Ep. 27: 3 LPR & Silent Reflux Breakthroughs Your Doctor Hasn't Mentioned Yet W/ Dr. Inna Husain
Why It Matters
Understanding pepsin’s role and emerging anti‑pepsin therapies could transform LPR management, reducing reliance on PPIs and offering relief to patients with chronic throat symptoms.
Key Takeaways
- •Pepsin can cause LPR symptoms even when acid is suppressed
- •PPIs often fail because they don’t inactivate tissue‑bound pepsin
- •Anti‑pepsin drug fosamprenavir shows promise in clinical trials
- •Laryngeal hypersensitivity involves vagus‑derived nerves and may mimic allergies
- •Speech‑language pathology and nerve blocks are first‑line LPR management
Summary
The Reflux Revolution podcast’s Episode 27 dives into emerging breakthroughs for laryngopharyngeal reflux (LPR), spotlighting three under‑discussed mechanisms—pepsin‑mediated reflux, laryngeal hypersensitivity, and vagal‑related irritation—through an interview with Dr. Inna Husain, a leading laryngologist.
Husain explains that pepsin, a non‑acidic digestive enzyme, can travel upward during reflux, embed in throat tissue, and become re‑activated by dietary acids, which accounts for persistent symptoms despite proton‑pump inhibitor (PPI) therapy. She cites research by Dr. Nikki Johnston showing pepsin’s inflammatory potential and notes that PPIs merely lower acidity without removing pepsin, limiting their efficacy.
A promising development is the repurposing of the anti‑retroviral fosamprenavir as a direct pepsin inhibitor; early clinical trials suggest it may deactivate tissue‑bound pepsin.
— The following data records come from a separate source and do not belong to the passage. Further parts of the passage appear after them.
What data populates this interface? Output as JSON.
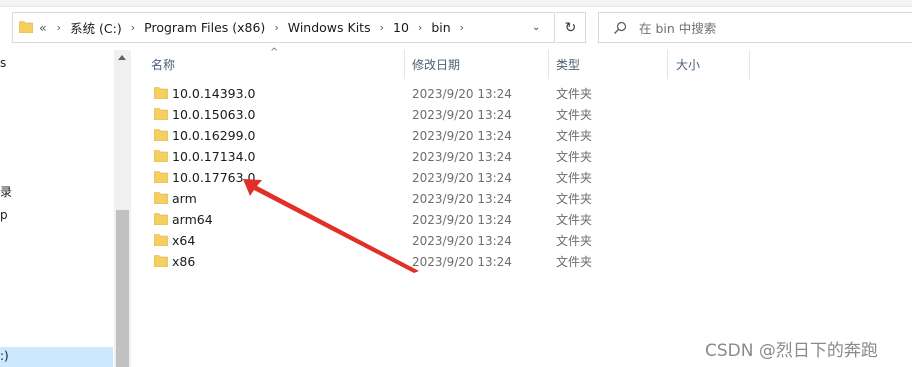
{
  "address_bar": {
    "overflow_label": "«",
    "crumbs": [
      "系统 (C:)",
      "Program Files (x86)",
      "Windows Kits",
      "10",
      "bin"
    ],
    "separator": "›",
    "dropdown_glyph": "⌄"
  },
  "refresh_glyph": "↻",
  "search": {
    "placeholder": "在 bin 中搜索"
  },
  "nav_pane": {
    "fragments": [
      "s",
      "录",
      "p",
      ":)"
    ]
  },
  "columns": {
    "name": "名称",
    "date": "修改日期",
    "type": "类型",
    "size": "大小",
    "sort_glyph": "^"
  },
  "files": [
    {
      "name": "10.0.14393.0",
      "date": "2023/9/20 13:24",
      "type": "文件夹"
    },
    {
      "name": "10.0.15063.0",
      "date": "2023/9/20 13:24",
      "type": "文件夹"
    },
    {
      "name": "10.0.16299.0",
      "date": "2023/9/20 13:24",
      "type": "文件夹"
    },
    {
      "name": "10.0.17134.0",
      "date": "2023/9/20 13:24",
      "type": "文件夹"
    },
    {
      "name": "10.0.17763.0",
      "date": "2023/9/20 13:24",
      "type": "文件夹"
    },
    {
      "name": "arm",
      "date": "2023/9/20 13:24",
      "type": "文件夹"
    },
    {
      "name": "arm64",
      "date": "2023/9/20 13:24",
      "type": "文件夹"
    },
    {
      "name": "x64",
      "date": "2023/9/20 13:24",
      "type": "文件夹"
    },
    {
      "name": "x86",
      "date": "2023/9/20 13:24",
      "type": "文件夹"
    }
  ],
  "watermark": "CSDN @烈日下的奔跑",
  "colors": {
    "folder": "#f4cf62",
    "folder_dark": "#e8b43a",
    "arrow": "#e03028",
    "selection": "#cce8ff"
  },
  "icons": {
    "folder": "folder-icon",
    "search": "search-icon",
    "refresh": "refresh-icon",
    "annotation": "red-arrow-annotation"
  }
}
Husain also differentiates reflux from allergic etiologies by describing endoscopic findings such as mulberry turbinate and vocal‑fold edema, while emphasizing the role of the superior lingual nerve in laryngeal hypersensitivity.
The discussion underscores a shift toward multidisciplinary care—incorporating speech‑language pathology, cough‑suppression techniques, superior lingual nerve blocks, and neuromodulators—to address both mechanical reflux and nerve‑driven symptoms. If anti‑pepsin agents prove effective, clinicians could finally target the root cause of refractory LPR, improving outcomes for millions of patients.